On me considère comme aguicheur. Dès qu’il fait chaud, j’enfile un short outrageusement court et ne met de t-shirt que par politesse. J’apprécie, aussi, sortir en boîte ou faire simplement la fête, boire de l’alcool même si je n’en ait légalement parlant pas le droit… et danser sur les tables. Il est aussi très facile de me faire déshabiller publiquement dès que j’ai un coup dans le nez, je ne compte plus le nombre de strip-tease que j’ai accompli juste pour le plaisir de ces dames. Je n’ai aucunement honte de mon corps et tant que les limites que je pose sont respectées, je ne me plains de rien. J’accepte tous mes choix et erreurs mais franchement, divertir quelques femmes par des déhanchés lascifs, je ne considère pas cela comme une bévue. Je ne suis pas pour autant un homme facile qui laisse sa braguette être baissée par la première venue, je n’ai juste aucune pudeur et m’amuse du charme que je possède, avant qu’il ne s’efface… sans oublier de respecter ce que j’aime le plus au monde : moi-même. Un poil narcissique ? Je n’oserai pas vous contredire sur ce sujet.

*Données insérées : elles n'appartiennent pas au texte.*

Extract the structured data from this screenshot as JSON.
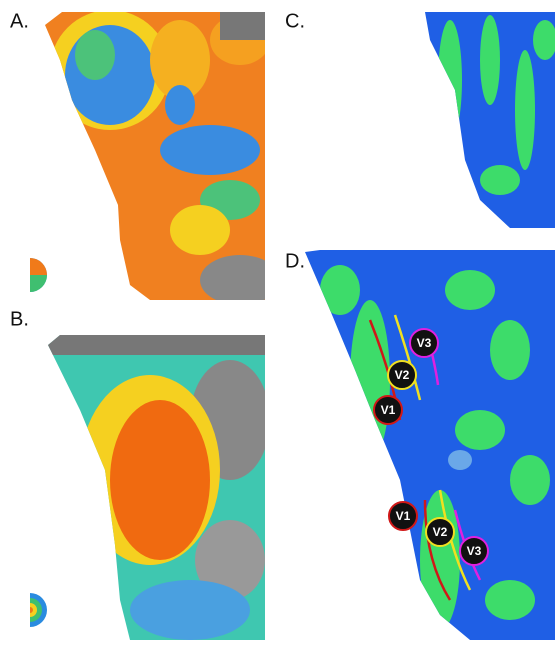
{
  "panels": [
    {
      "label": "A."
    },
    {
      "label": "B."
    },
    {
      "label": "C."
    },
    {
      "label": "D.",
      "regions": [
        {
          "label": "V3"
        },
        {
          "label": "V2"
        },
        {
          "label": "V1"
        },
        {
          "label": "V1"
        },
        {
          "label": "V2"
        },
        {
          "label": "V3"
        }
      ]
    }
  ]
}
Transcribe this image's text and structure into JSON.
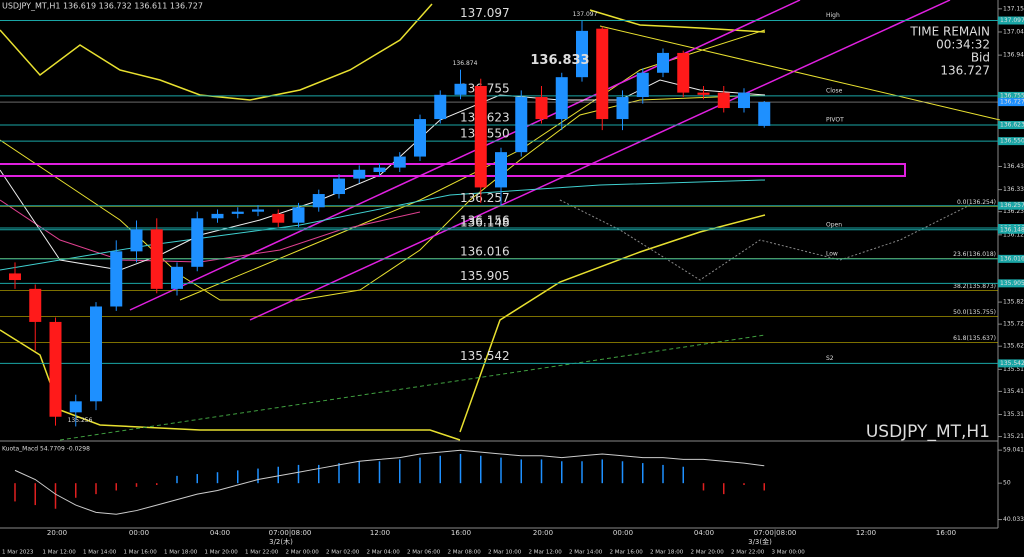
{
  "header": {
    "symbol_info": "USDJPY_MT,H1  136.619 136.732 136.611 136.727"
  },
  "info": {
    "time_remain": "TIME REMAIN",
    "countdown": "00:34:32",
    "bid_label": "Bid",
    "bid": 136.727
  },
  "watermark": "USDJPY_MT,H1",
  "chart_data": [
    {
      "type": "candlestick",
      "up_color": "#1e90ff",
      "down_color": "#ff1a1a",
      "level_color": "#1aa6a6",
      "ylim": [
        135.19,
        137.19
      ],
      "yticks": [
        {
          "value": 137.15,
          "label": "137.150"
        },
        137.045,
        {
          "value": 136.94,
          "label": "136.940"
        },
        136.435,
        {
          "value": 136.33,
          "label": "136.330"
        },
        {
          "value": 136.23,
          "label": "136.230"
        },
        136.125,
        {
          "value": 135.82,
          "label": "135.820"
        },
        {
          "value": 135.72,
          "label": "135.720"
        },
        {
          "value": 135.62,
          "label": "135.620"
        },
        135.515,
        135.415,
        {
          "value": 135.31,
          "label": "135.310"
        },
        {
          "value": 135.21,
          "label": "135.210"
        }
      ],
      "open": [
        135.95,
        135.88,
        135.73,
        135.32,
        135.37,
        135.8,
        136.05,
        136.15,
        135.88,
        135.98,
        136.2,
        136.22,
        136.23,
        136.22,
        136.18,
        136.25,
        136.31,
        136.38,
        136.41,
        136.43,
        136.48,
        136.65,
        136.76,
        136.8,
        136.34,
        136.5,
        136.75,
        136.65,
        136.84,
        137.06,
        136.65,
        136.75,
        136.86,
        136.95,
        136.77,
        136.77,
        136.7,
        136.619
      ],
      "high": [
        136.0,
        135.9,
        135.75,
        135.4,
        135.82,
        136.1,
        136.19,
        136.2,
        136.0,
        136.23,
        136.24,
        136.25,
        136.26,
        136.24,
        136.27,
        136.33,
        136.4,
        136.44,
        136.45,
        136.5,
        136.67,
        136.78,
        136.874,
        136.833,
        136.52,
        136.78,
        136.8,
        136.86,
        137.097,
        137.07,
        136.78,
        136.88,
        136.97,
        136.96,
        136.8,
        136.8,
        136.79,
        136.732
      ],
      "low": [
        135.88,
        135.6,
        135.26,
        135.256,
        135.33,
        135.78,
        136.0,
        135.86,
        135.85,
        135.96,
        136.18,
        136.2,
        136.21,
        136.16,
        136.16,
        136.23,
        136.29,
        136.36,
        136.39,
        136.41,
        136.46,
        136.63,
        136.74,
        136.27,
        136.257,
        136.48,
        136.63,
        136.6,
        136.82,
        136.6,
        136.6,
        136.72,
        136.84,
        136.75,
        136.74,
        136.68,
        136.68,
        136.611
      ],
      "close": [
        135.92,
        135.73,
        135.3,
        135.37,
        135.8,
        136.05,
        136.15,
        135.88,
        135.98,
        136.2,
        136.22,
        136.23,
        136.24,
        136.18,
        136.25,
        136.31,
        136.38,
        136.42,
        136.43,
        136.48,
        136.65,
        136.76,
        136.81,
        136.34,
        136.5,
        136.75,
        136.65,
        136.84,
        137.05,
        136.65,
        136.75,
        136.86,
        136.95,
        136.77,
        136.76,
        136.7,
        136.77,
        136.727
      ],
      "levels": [
        137.097,
        136.755,
        136.623,
        {
          "value": 136.55,
          "label": "136.550"
        },
        136.257,
        136.156,
        136.148,
        136.016,
        135.905,
        135.542
      ],
      "pivots": [
        {
          "name": "High",
          "value": 137.097
        },
        {
          "name": "Close",
          "value": 136.755
        },
        {
          "name": "PIVOT",
          "value": 136.623
        },
        {
          "name": "Open",
          "value": 136.148
        },
        {
          "name": "Low",
          "value": 136.016
        },
        {
          "name": "S2",
          "value": 135.542
        }
      ],
      "fibs": [
        {
          "value": 136.254,
          "label": "0.0(136.254)"
        },
        {
          "value": 136.018,
          "label": "23.6(136.018)"
        },
        {
          "value": 135.873,
          "label": "38.2(135.873)"
        },
        {
          "value": 135.755,
          "label": "50.0(135.755)"
        },
        {
          "value": 135.637,
          "label": "61.8(135.637)"
        }
      ],
      "annotations": [
        137.097,
        136.874,
        136.833,
        135.256
      ]
    },
    {
      "type": "macd",
      "title": "Kuota_Macd 54.7709 -0.0298",
      "ylim": [
        38,
        61
      ],
      "yticks": [
        59.0411,
        50,
        40.0331
      ],
      "values": [
        53.5,
        51,
        47,
        44,
        42,
        41.5,
        42.5,
        44,
        45.5,
        47,
        48,
        49.5,
        51,
        52,
        53,
        54,
        55,
        56,
        56.5,
        57,
        58,
        58.5,
        59,
        58.5,
        58,
        57.5,
        57.5,
        57,
        57.5,
        58,
        57.5,
        57,
        57,
        56.5,
        56.5,
        56,
        55.5,
        54.7709
      ],
      "histogram": [
        45,
        44,
        43,
        46,
        47,
        48,
        49,
        49.5,
        52,
        52.5,
        53,
        53.5,
        54,
        54.5,
        55,
        55,
        55.5,
        56,
        56,
        56.5,
        57,
        57.5,
        58,
        57.5,
        57,
        56.5,
        56.5,
        56,
        56,
        56.5,
        56,
        55.5,
        55,
        54.5,
        48,
        47,
        49.5,
        48
      ]
    }
  ],
  "time_axis": {
    "hours": [
      "20:00",
      "00:00",
      "04:00",
      "07:00|08:00",
      "12:00",
      "16:00",
      "20:00",
      "00:00",
      "04:00",
      "07:00|08:00",
      "12:00",
      "16:00"
    ],
    "days": [
      "3/2(木)",
      "3/3(金)"
    ],
    "dates": [
      "1 Mar 2023",
      "1 Mar 12:00",
      "1 Mar 14:00",
      "1 Mar 16:00",
      "1 Mar 18:00",
      "1 Mar 20:00",
      "1 Mar 22:00",
      "2 Mar 00:00",
      "2 Mar 02:00",
      "2 Mar 04:00",
      "2 Mar 06:00",
      "2 Mar 08:00",
      "2 Mar 10:00",
      "2 Mar 12:00",
      "2 Mar 14:00",
      "2 Mar 16:00",
      "2 Mar 18:00",
      "2 Mar 20:00",
      "2 Mar 22:00",
      "3 Mar 00:00"
    ]
  }
}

Je n’ai pas appris à me battre dans une salle de sport, mais dans ma famille. De ce fait, je ne peux pas me vanter d’être un professionnel en jiu-jitsu ou boxe française… je ne peux pas sortir de ceinture noire, de coupes et médailles. Mais je peux rester silencieux et prendre par surprise mes adversaires. J’ai appris à me défendre et à attaquer lors de vrais combats, sans règles. Des combats où on est pas forcément un contre un, où on ne possède pas les mêmes armes. J’ai appris à faire semblant de me mettre à genoux pour implorer la pitié de mes opposants et profiter de leurs troubles pour mieux les tromper. Pour mieux les abattre. Je suis vicieux et n’hésite pas à faire du chantage ou à utiliser d’autres méthodes déloyales. De plus, tout peut devenir une arme entre mes mains. Je me suis tellement fait surprendre par mon frère ou mon père, alors que je n’avais aucune arme sur moi, que j’ai appris à réfléchir vite et à agir froidement. Je vois un crayon, je vise les yeux avec. Je trouve un ciseau, je cherche l’oreille où le mettre… Oui, je vise, la majorité du temps, le visage. C’est une partie du corps précieuse que la plupart cherchent à défendre à tout prix. Perdre quelques doigts, pourquoi pas. Mais perdre un œil ? Hors de question. Pour garder ma puissance physique, ma souplesse et mon agilité, je m’entraîne régulièrement et pour cela, je ne connais rien de mieux qu’un combat contre une véritable personne. Si je vous cherche, c’est parce que vous me semblez fort et que j’ai besoin d’entretenir ma violente vigueur.